I'm Frank Benford and this is the law

Whilst he may not be quite on the same level as Alan Turing, or even William Gossett, Frank Benford is perhaps one of the unsung heroes of twentieth century Mathematics. True, he didn't help shorten World War II, and he didn't even enable us to compare two sample means taken from populations of unknown variance, but a knowledge of his work could help prevent you from getting caught next time you try to fiddle your tax return governments around the world spot fraudulent accounting.

What Mr Benford spotted was that, in many data sets, the distribution of the leading digits is not rectangular. That is, the digits 1 to 9 won't occur roughly the same number of times, and nor should they be expected to (so don't ask them to as it will only create tension between you). The digit 1 should be expected to appear as the leading digit roughly 30% of the time, and successive digits are decreasingly likely, following a pattern of exponential decay.

This phenomenon is now known as Benford's Law and is, would you believe, actually admissible as evidence in a court of law in the US! At least, that's what Wikipedia says. The same Wikipedia article also says that the law was previously "stated" by Simon Newcomb, which makes me wonder... what constitutes being-statedness? Did he have his work published? Did he merely write it down in his notes? Or did he just mention it in the pub one night while having a few beers with his friends? Although this being the nineteenth century, he was more likely in a tavern quaffing ale with stout companions.

Whoever said Statistics isn't interesting? This is the stuff we should be teaching in school! Which gets me on to the topic of how we teach Statistics, another one for the soap box one day. I really should write these ideas down on a list somewhere so I don't forget. In fact, I'm going to make a note to do just that right now.* Why do we teach it using the techniques as the starting points, rather than the contexts in which they are used? And I'm not just talking about really difficult stuff like formal hypothesis testing, it starts at an early age.

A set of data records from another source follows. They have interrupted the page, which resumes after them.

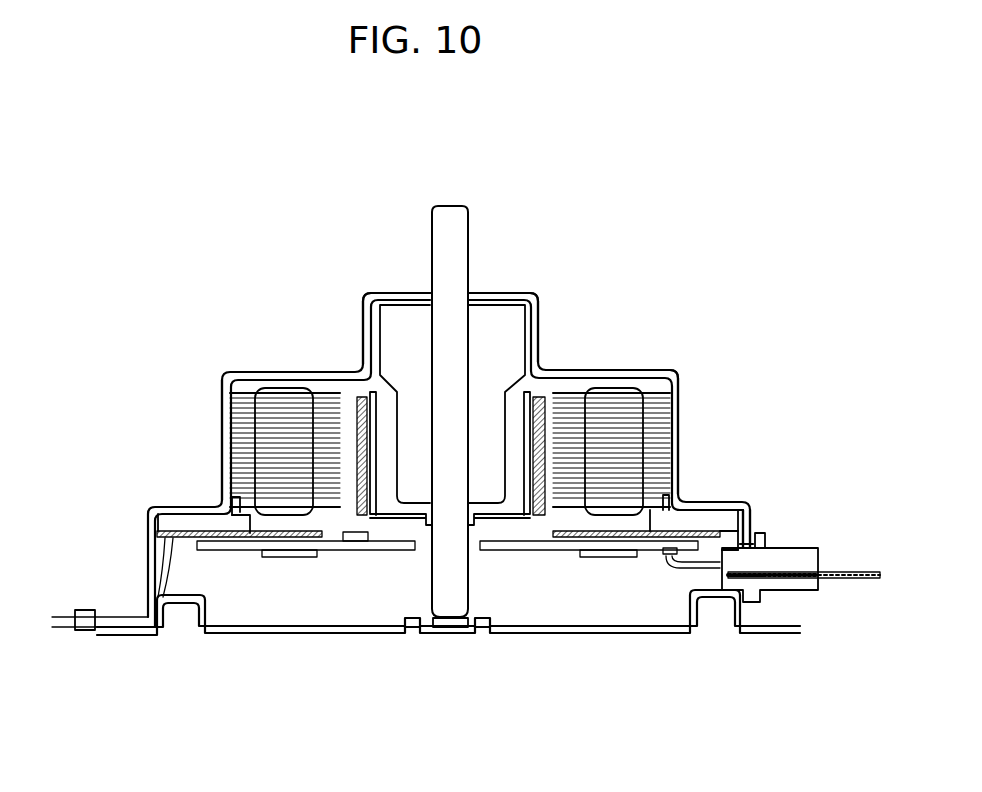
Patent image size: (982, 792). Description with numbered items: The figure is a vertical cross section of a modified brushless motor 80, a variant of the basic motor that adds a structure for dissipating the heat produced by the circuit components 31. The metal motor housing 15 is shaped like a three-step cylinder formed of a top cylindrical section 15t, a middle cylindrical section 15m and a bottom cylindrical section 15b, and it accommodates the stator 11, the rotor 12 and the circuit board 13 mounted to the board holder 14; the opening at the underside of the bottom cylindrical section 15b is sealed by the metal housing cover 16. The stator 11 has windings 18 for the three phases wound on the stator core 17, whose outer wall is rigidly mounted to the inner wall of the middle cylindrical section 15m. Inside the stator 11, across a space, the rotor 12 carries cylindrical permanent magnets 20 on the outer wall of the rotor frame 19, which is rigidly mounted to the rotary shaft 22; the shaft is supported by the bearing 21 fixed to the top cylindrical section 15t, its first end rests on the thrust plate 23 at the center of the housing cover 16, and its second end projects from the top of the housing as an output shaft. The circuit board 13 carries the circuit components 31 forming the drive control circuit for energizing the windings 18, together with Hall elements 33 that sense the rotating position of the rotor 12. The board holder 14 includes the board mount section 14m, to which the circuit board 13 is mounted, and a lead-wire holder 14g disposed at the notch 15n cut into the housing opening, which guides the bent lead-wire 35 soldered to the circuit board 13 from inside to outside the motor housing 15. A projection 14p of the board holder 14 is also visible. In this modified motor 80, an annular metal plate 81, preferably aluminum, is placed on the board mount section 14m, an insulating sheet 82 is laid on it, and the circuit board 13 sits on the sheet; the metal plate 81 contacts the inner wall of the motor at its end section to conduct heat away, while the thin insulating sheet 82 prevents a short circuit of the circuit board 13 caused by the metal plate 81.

The stator 11 is at (102, 343).
The rotor 12 is at (350, 200).
The circuit board 13 is at (237, 543).
The board holder 14 is at (176, 522).
The lead-wire holder 14g is at (790, 568).
The board mount section 14m is at (735, 521).
The projection 14p is at (232, 500).
The motor housing 15 is at (148, 572).
The bottom cylindrical section 15b is at (751, 522).
The middle cylindrical section 15m is at (680, 405).
The notch 15n is at (752, 548).
The top cylindrical section 15t is at (538, 327).
The housing cover 16 is at (115, 637).
The stator core 17 is at (240, 433).
The windings 18 is at (272, 393).
The rotor frame 19 is at (370, 390).
The permanent magnets 20 is at (358, 395).
The bearing 21 is at (510, 325).
The rotary shaft 22 is at (438, 262).
The thrust plate 23 is at (452, 622).
The circuit components 31 is at (277, 557).
The Hall elements 33 is at (355, 535).
The lead-wire 35 is at (835, 580).
The modified brushless motor 80 is at (673, 368).
The metal plate 81 is at (183, 538).
The insulating sheet 82 is at (258, 543).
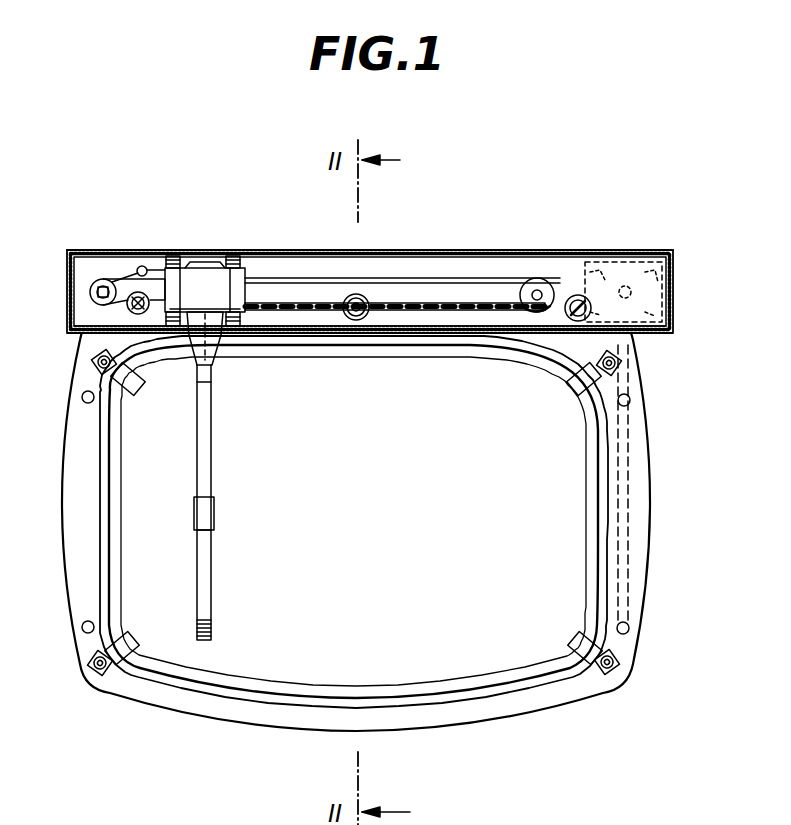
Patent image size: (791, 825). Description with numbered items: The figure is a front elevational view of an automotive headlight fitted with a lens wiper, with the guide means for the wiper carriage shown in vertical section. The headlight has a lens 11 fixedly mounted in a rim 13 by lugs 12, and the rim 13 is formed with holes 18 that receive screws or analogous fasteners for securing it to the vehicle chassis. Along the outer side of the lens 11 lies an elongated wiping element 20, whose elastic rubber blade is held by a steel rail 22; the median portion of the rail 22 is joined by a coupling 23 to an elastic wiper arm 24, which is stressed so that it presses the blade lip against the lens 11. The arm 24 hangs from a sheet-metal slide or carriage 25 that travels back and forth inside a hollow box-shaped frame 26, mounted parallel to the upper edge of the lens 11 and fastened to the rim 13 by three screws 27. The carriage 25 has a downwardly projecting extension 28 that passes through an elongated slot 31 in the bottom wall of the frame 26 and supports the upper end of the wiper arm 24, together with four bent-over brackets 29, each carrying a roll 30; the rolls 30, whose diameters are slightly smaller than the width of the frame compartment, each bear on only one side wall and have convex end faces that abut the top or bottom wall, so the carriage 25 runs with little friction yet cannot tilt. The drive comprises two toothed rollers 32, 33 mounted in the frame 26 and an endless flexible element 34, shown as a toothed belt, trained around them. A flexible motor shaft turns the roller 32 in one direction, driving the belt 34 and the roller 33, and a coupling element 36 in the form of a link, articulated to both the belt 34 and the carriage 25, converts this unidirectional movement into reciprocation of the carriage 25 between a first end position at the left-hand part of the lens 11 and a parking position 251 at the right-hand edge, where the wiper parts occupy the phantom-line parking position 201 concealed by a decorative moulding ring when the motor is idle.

The lens 11 is at (500, 655).
The lugs 12 is at (94, 360).
The rim 13 is at (248, 716).
The holes 18 is at (72, 400).
The wiping element 20 is at (224, 618).
The parking position of the wiping element 201 is at (642, 578).
The rail 22 is at (197, 575).
The coupling 23 is at (228, 502).
The wiper arm 24 is at (200, 466).
The carriage 25 is at (250, 268).
The parking position of the carriage 251 is at (637, 250).
The frame 26 is at (440, 257).
The screws 27 is at (105, 280).
The extension 28 is at (220, 345).
The brackets 29 is at (207, 266).
The rolls 30 is at (173, 256).
The slot 31 is at (421, 335).
The toothed roller 32 is at (90, 291).
The toothed roller 33 is at (535, 278).
The endless flexible element 34 is at (312, 278).
The coupling element 36 is at (156, 258).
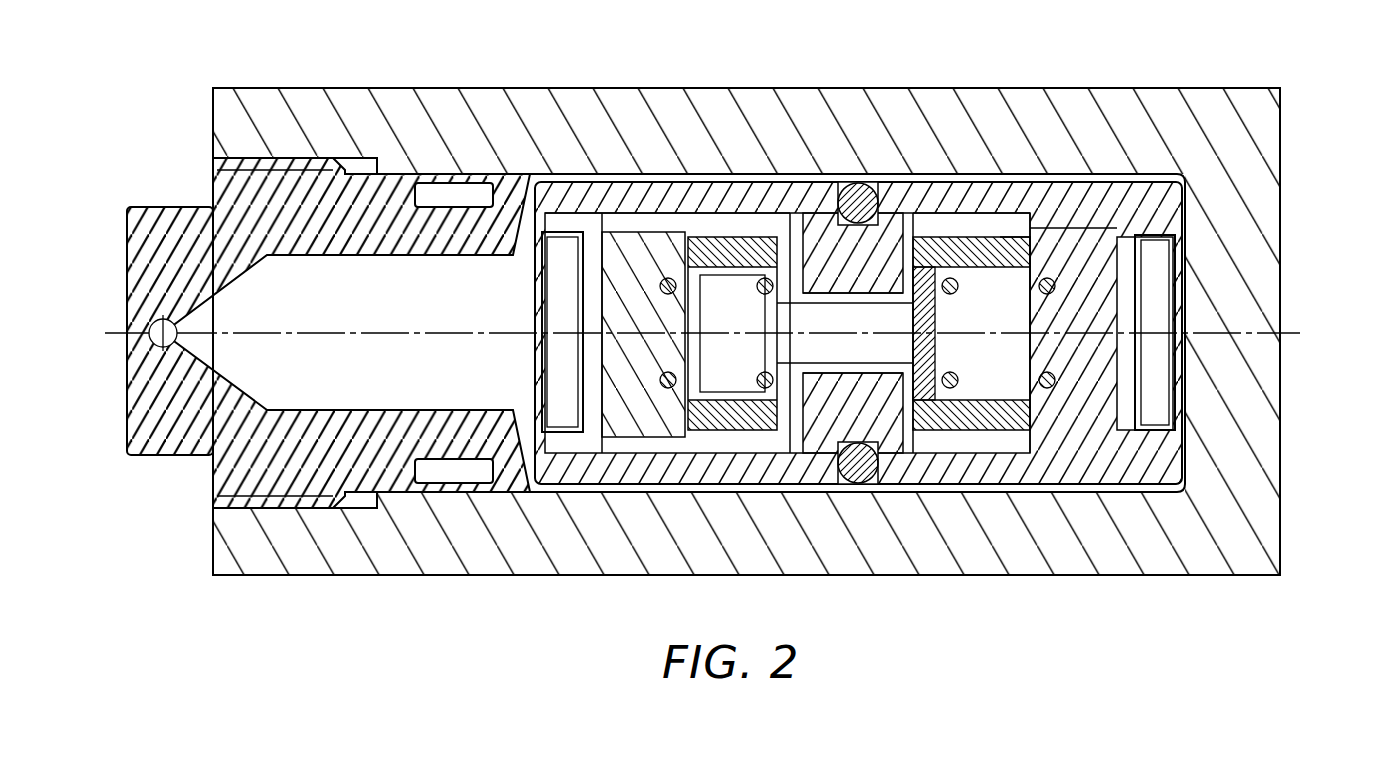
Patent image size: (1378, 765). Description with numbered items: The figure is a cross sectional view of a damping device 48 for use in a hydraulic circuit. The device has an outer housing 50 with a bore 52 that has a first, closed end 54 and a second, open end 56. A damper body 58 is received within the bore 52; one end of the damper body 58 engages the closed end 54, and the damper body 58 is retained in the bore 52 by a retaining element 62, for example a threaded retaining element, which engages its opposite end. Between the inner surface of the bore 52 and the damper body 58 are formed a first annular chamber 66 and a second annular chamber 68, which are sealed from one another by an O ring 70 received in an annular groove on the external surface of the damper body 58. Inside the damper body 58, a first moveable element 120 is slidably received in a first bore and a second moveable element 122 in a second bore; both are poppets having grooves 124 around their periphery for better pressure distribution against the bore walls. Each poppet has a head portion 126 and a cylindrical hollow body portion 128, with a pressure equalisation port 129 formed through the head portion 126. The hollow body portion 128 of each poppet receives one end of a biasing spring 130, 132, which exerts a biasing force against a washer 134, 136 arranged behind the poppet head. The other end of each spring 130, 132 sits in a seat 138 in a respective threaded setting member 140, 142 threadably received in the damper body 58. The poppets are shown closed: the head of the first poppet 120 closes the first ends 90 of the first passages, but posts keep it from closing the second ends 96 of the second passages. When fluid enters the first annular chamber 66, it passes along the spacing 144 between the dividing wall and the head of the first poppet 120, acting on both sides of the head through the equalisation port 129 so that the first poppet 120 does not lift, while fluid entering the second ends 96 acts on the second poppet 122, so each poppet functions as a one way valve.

The damping device 48 is at (232, 597).
The outer housing 50 is at (1237, 560).
The bore 52 is at (445, 188).
The closed end 54 is at (1180, 250).
The open end 56 is at (213, 170).
The damper body 58 is at (573, 470).
The retaining element 62 is at (160, 455).
The first annular chamber 66 is at (1100, 178).
The second annular chamber 68 is at (688, 180).
The O ring 70 is at (857, 192).
The first ends of first passages 90 is at (930, 322).
The second ends of second passages 96 is at (932, 287).
The first moveable element 120 is at (960, 232).
The second moveable element 122 is at (735, 232).
The grooves 124 is at (712, 428).
The head portion 126 is at (903, 205).
The cylindrical hollow body portion 128 is at (1010, 232).
The pressure equalisation port 129 is at (772, 372).
The first biasing spring 130 is at (1050, 418).
The second biasing spring 132 is at (648, 420).
The first washer 134 is at (915, 425).
The second washer 136 is at (768, 398).
The seat 138 is at (665, 318).
The first threaded setting member 140 is at (1097, 298).
The second threaded setting member 142 is at (608, 292).
The spacing 144 is at (893, 430).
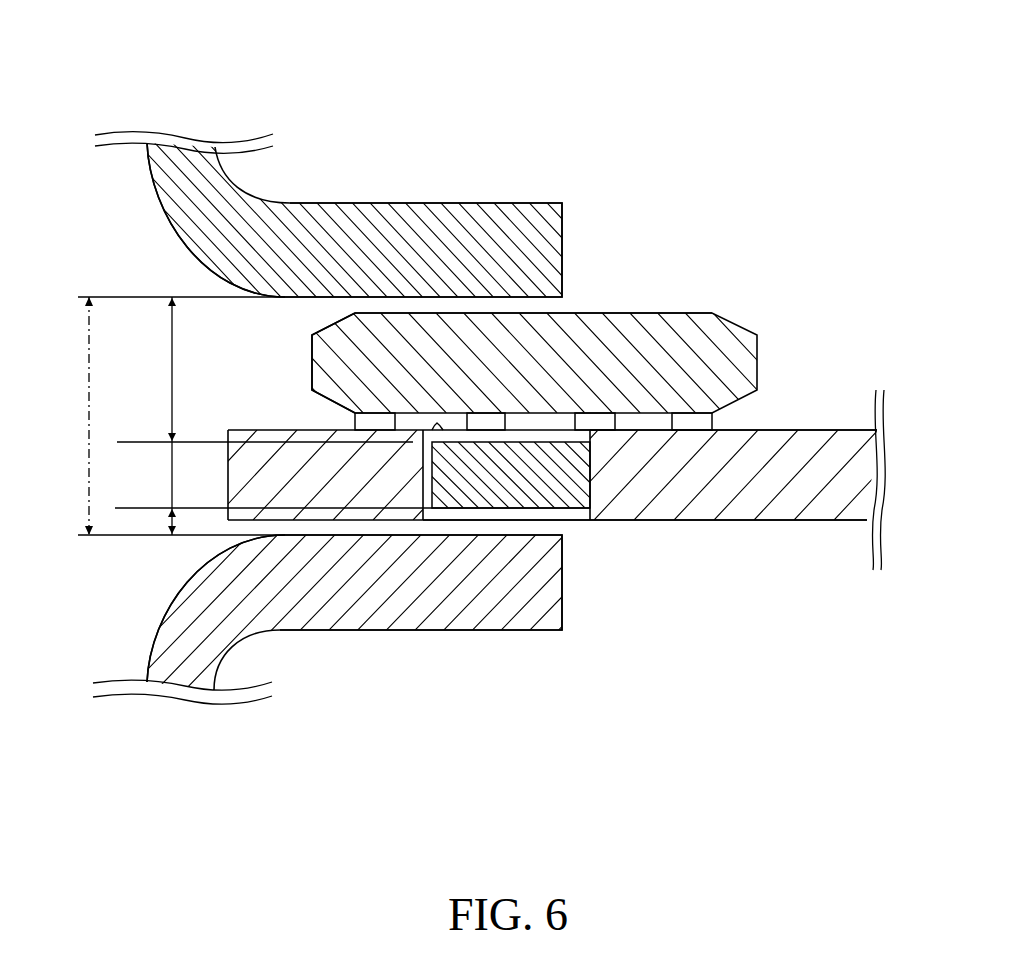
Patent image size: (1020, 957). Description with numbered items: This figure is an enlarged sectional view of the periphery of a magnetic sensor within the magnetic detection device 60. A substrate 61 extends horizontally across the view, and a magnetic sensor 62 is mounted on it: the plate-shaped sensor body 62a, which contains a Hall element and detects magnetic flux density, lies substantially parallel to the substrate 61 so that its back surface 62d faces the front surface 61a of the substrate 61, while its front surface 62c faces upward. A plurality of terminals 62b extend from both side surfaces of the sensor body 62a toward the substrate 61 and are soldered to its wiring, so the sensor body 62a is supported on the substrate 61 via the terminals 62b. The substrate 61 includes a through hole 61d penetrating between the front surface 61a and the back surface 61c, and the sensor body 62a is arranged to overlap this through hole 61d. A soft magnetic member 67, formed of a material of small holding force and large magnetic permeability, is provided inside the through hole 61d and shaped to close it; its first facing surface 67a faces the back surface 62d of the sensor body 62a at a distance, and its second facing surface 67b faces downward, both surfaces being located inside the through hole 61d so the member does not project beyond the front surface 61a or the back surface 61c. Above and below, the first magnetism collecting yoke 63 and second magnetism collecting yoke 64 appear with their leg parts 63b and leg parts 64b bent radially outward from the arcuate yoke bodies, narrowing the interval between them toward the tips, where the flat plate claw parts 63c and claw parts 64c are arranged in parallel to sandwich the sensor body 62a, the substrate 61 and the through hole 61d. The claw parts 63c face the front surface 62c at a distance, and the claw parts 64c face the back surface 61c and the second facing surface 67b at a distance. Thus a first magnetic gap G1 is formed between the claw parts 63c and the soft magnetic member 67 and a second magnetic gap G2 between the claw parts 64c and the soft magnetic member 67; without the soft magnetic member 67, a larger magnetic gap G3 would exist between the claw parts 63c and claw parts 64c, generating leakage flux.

The magnetic detection device 60 is at (710, 100).
The substrate 61 is at (845, 430).
The front surface of the substrate 61a is at (807, 430).
The back surface of the substrate 61c is at (807, 521).
The through hole 61d is at (590, 508).
The magnetic sensor 62 is at (712, 313).
The sensor body 62a is at (670, 330).
The terminals 62b is at (690, 414).
The front surface of the sensor body 62c is at (605, 313).
The back surface of the sensor body 62d is at (628, 414).
The first magnetism collecting yoke 63 is at (312, 203).
The leg parts of the first magnetism collecting yoke 63b is at (175, 170).
The claw parts of the first magnetism collecting yoke 63c is at (480, 247).
The second magnetism collecting yoke 64 is at (310, 633).
The leg parts of the second magnetism collecting yoke 64b is at (173, 665).
The claw parts of the second magnetism collecting yoke 64c is at (548, 582).
The soft magnetic member 67 is at (506, 497).
The first facing surface 67a is at (437, 423).
The second facing surface 67b is at (473, 508).
The first magnetic gap G1 is at (172, 325).
The second magnetic gap G2 is at (172, 523).
The magnetic gap G3 is at (80, 328).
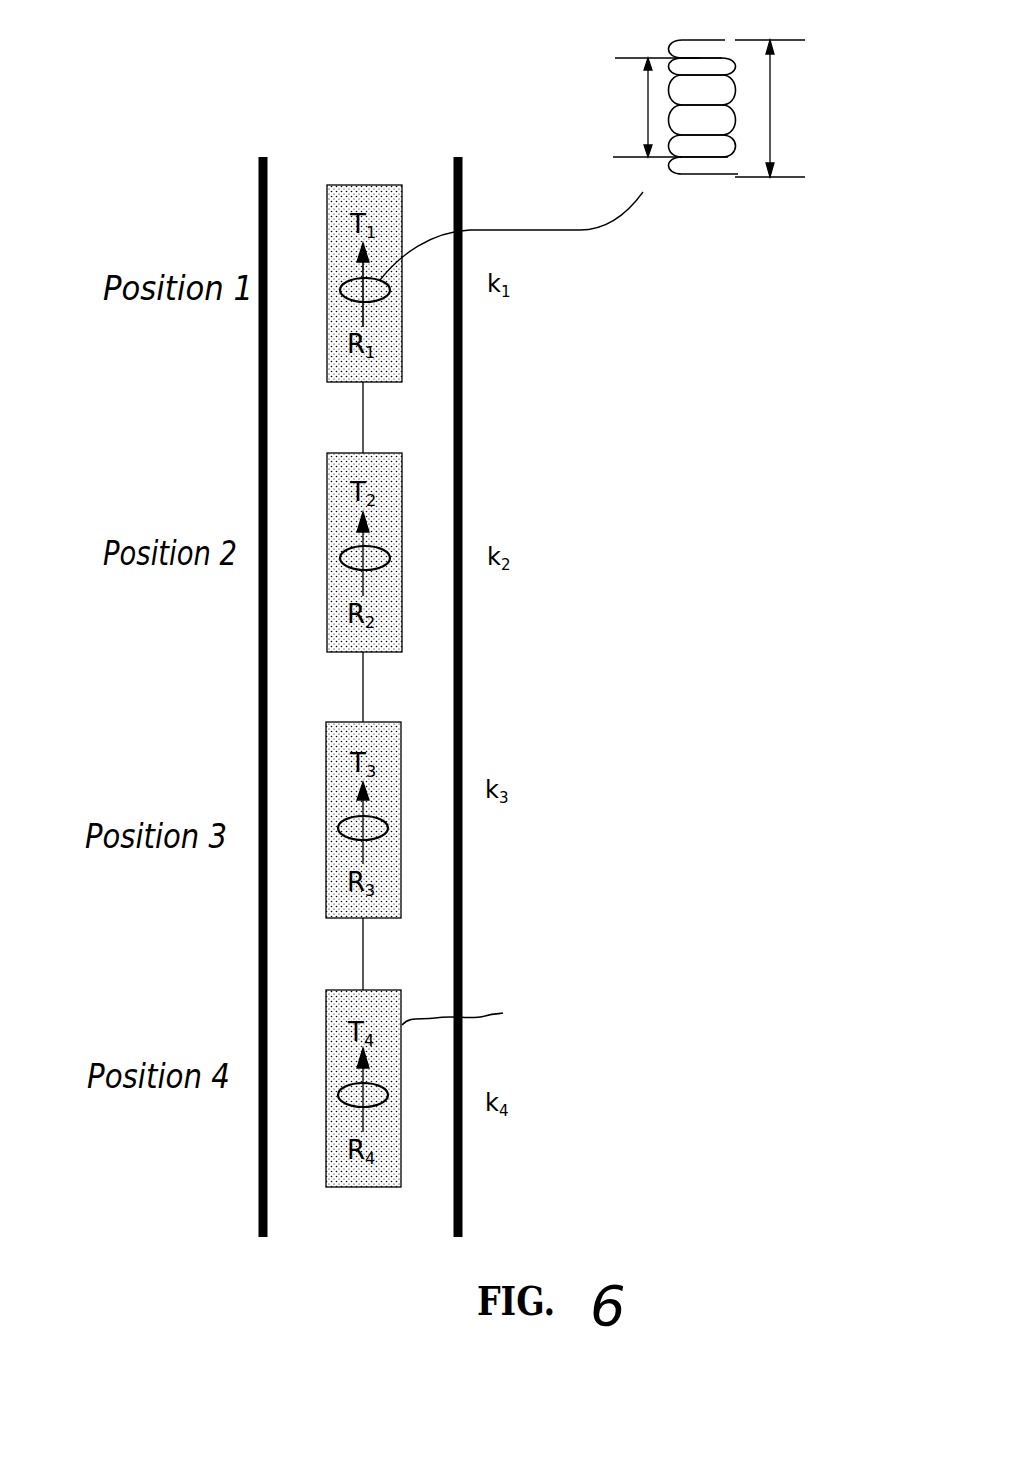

Every school I've ever worked in has had a "module" where I have to teach children how to draw a bar chart. Why? What's the point in ever drawing a bar chart unless you have something interesting to say about it? Unlike the quadratic formula or trigonometric identities, there is no inherent beauty in a bar chart. Try doing an image search for "beautiful bar charts" and see what you get. Are any of those so beautiful you want to hang them from your wall?** Most of the images aren't even bar charts! The blue bird in the hard had is quite cute though.***

My point is, shouldn't all our Statistics teaching be centred of analysing and describing real data sets? Wouldn't it make so much more sense? In the earlier years of secondary, this is really just about making the content more interesting/relevant, but as it gets tougher it should also help comprehension. Rather than learning all about t-Tests and Z-Tests and Chi-Squared Tests and Mann-Whitney Tests and Product-Moment Correlation Coefficients and Stuff, just so that we can answer some pseudo-contextual questions in a book or on an exam paper, why not have students create their own data sets, ask them the right questions, and then show how the techniques can be used to answer them. Simple, no? I may put this blog on hold for a few months while I make a fortune writing a new post-16 Statistics textbook.

Still, Frank Benford, eh? Pretty cool stuff.

* I did actually go so far as to start a list of things I feel the need to get off my chest. Or that may be of interest to some people. Or, if I'm really lucky, both. And the teaching of Statistics is on that list.

** Maybe you wouldn't want the quadratic formula hanging on your wall either. The analogy is far from perfect.

*** I do realise that the Internet is an ever-changing thing and you may not get the blue bird in the hard hat, so here it is. And I'm glad I did this, as that looks like quite an interesting website. I'll add it to my list.